I'm a small ammo/light set up guy as well. My go to is .177 bbs and clay shot. The vast majority of my shots outdoors are not recovered. BBs and clay shot are so cheap I don't think twice about it. Indoors I shoot the heavy 6mm plastic airsoft ammo. The 6mm is recovered and reused.


----------



## wll (Oct 4, 2014)

Went out today with a wire frame Chinese sling and some 3/8 and 5/16 steel using 2040 looped tubes. I can say that the 3/8 steel balls are a nice fast hunting ammo with this set up. The 5/16 are flying faster and would still be fine for Starling size game for sure. Being I'm out in the desert area my shots are all 20+ min to around the 40ish yard area. The 3/8 steel balls have the poop at that range for pest birds.

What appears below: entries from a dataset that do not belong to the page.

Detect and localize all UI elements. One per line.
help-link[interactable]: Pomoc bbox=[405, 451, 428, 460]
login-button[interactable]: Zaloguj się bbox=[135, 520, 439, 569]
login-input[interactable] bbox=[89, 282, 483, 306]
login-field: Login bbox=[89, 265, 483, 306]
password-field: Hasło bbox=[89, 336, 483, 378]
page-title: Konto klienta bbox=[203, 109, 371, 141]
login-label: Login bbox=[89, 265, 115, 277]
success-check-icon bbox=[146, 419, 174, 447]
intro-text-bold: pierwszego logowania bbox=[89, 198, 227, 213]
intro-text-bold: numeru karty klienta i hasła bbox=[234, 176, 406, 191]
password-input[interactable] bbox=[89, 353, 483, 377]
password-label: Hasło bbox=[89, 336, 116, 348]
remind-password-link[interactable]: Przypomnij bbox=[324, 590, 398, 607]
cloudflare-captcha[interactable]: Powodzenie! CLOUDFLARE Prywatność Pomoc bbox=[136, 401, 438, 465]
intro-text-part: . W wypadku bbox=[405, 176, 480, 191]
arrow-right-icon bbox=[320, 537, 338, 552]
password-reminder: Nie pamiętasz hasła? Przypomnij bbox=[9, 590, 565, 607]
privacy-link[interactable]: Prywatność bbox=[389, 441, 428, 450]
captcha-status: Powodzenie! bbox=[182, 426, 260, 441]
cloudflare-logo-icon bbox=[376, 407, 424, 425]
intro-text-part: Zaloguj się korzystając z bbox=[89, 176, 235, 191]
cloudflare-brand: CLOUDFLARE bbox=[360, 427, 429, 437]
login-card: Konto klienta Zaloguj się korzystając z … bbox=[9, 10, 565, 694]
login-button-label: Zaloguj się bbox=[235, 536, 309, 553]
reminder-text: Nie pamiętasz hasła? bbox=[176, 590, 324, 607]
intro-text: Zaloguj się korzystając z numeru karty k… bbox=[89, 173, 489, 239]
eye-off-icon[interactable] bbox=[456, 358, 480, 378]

I also shot another wire sling using 3050 tubes and it sent the 3/8 balls flying very well, the 3050 size is nice pulling back. The static length is around 6.5" and my draw length is around the 32-33" area under my ear lobe under my aiming eye. Below is a pic of that sling using my weld nut gypsy mini loop attachment method.










wll


----------



## Tex-Shooter (Dec 17, 2009)

This has been posted before, but try Royal Steel Ball Products for Cheap steel ammo! Be sure to ask for slingshot ammo! Welcome to Royal Steel Ball Products, Inc.'s web based home


----------



## wll (Oct 4, 2014)

Went back out this afternoon and flung some more ammo.

My shooting is getting better as I'm concentrating much on where my forks are in relation to the target and trying to keep my anchor just below the earlobe. I'm also concentrating on a quick and smooth release and a consistent follow through.

The 3/8" ammo feels real good with the pouches and the double tubes I use ... 2040,3050,1842 tube sizes seem to work very well, although all may be a bit heavy for 3/8" steel, but all these tubes send this ammo at hunting speeds I feel.

I'll be heading out tomorrow before football to get some more practice in.

wll


----------



## wll (Oct 4, 2014)

Went back out today, and again was happy with my shooting. Shot mostly 3/8 steel at my usual lasered ranges of 30-45 yards and the steel was really getting out fast using 3050 and pulling back fully to my anchor point.

I'm at the point that I need to really need to make finer adjustments on my aiming as my misses aren't by much.

I threw my old catchbox out a few years ago, but I think I need to build a smaller more portable unit.

wll


----------



## wll (Oct 4, 2014)

Here is a steel can I smacked a few times with marbles at about 27 yards, I sure would hate to be a Starling being hit with a 5/8" marble !










wll


----------



## wll (Oct 4, 2014)

wll said:


> Went back out today, and again was happy with my shooting. Shot mostly 3/8 steel at my usual lasered ranges of 30-45 yards and the steel was really getting out fast using 3050 and pulling back fully to my anchor point.
> 
> I'm at the point that I need to really need to make finer adjustments on my aiming as my misses aren't by much.
> 
> ...


I found my first catch box backstop I made many years ago and if it stops raining I will give it a go this weekend.

wll


----------